Ich kann mich noch sehr gut an eines meiner ersten Projekte erinnern, das ich von der Aufnahme der betrieblichen Anforderungen bis zur Abnahme auf Auftraggeberseite koordinieren durfte. Es handelte sich dabei um die Neubeschaffung von drei Containerbrücken. Mit einem gewissen Stolz blicke ich noch auf den Tag zurück, als nach vielen Diskussionen mit dem Hersteller, innerbetrieblichen Abstimmungen und einer unendlich erscheinenden Phase, in der diverse mechanische und elektrische Tests stattfanden, die ersten Container mit ihr umgeschlagen worden sind. Wow, das haben wir tatsächlich als Team gemeinsam mit dem Hersteller geschafft!

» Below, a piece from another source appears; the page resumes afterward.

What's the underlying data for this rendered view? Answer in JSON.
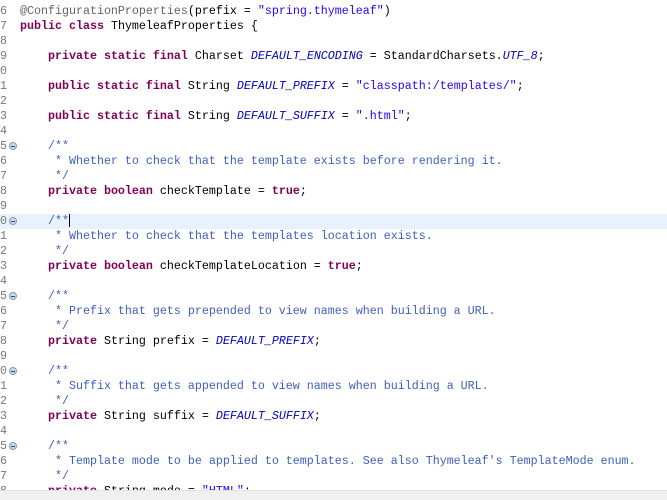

Neben den ganzen projektbezogenen Aufgaben ist der Projektkoordinator auch die Schnittstelle zwischen den Herstellern und dem Betrieb. Bei Problemen ist man der Ansprechpartner für beide Seiten. Änderungswünsche, die häufig noch während der Realisierungsphase vom Betrieb geäußert werden, müssen dem Hersteller verständlich erklärt werden, so dass er sie realisieren kann. Und will der Hersteller von der Spezifikation abweichen, muss dies ebenso mit dem Betrieb geklärt werden. Hier ist die Fähigkeit gefragt, Probleme auf unterschiedliche Weise beschreiben zu können, aber auch das Vermitteln zwischen unterschiedlichen Ansichten und nicht zuletzt der Faktor Mensch. Für mich war daher die interdisziplinäre Bandbreite des Wirtschaftsingenieurstudiums gepaart mit den vielen Praxiseinsätzen eine gute Vorbereitung für diese Tätigkeit.

Langweilig wurde es mir in meinen mittlerweile mehr als zehn Berufsjahren in der Position als Projektkoordinatorin nie. Jeden Tag warten neue, spannende und abwechslungsreiche Herausforderungen. Und so blicke ich immer noch jedem Schiff, das den Hamburger Hafen verlässt, fasziniert hinterher. Vielleicht transportiert es ja einen Container nach Fernost, welcher von einer der drei Containerbrücken verladen wurde?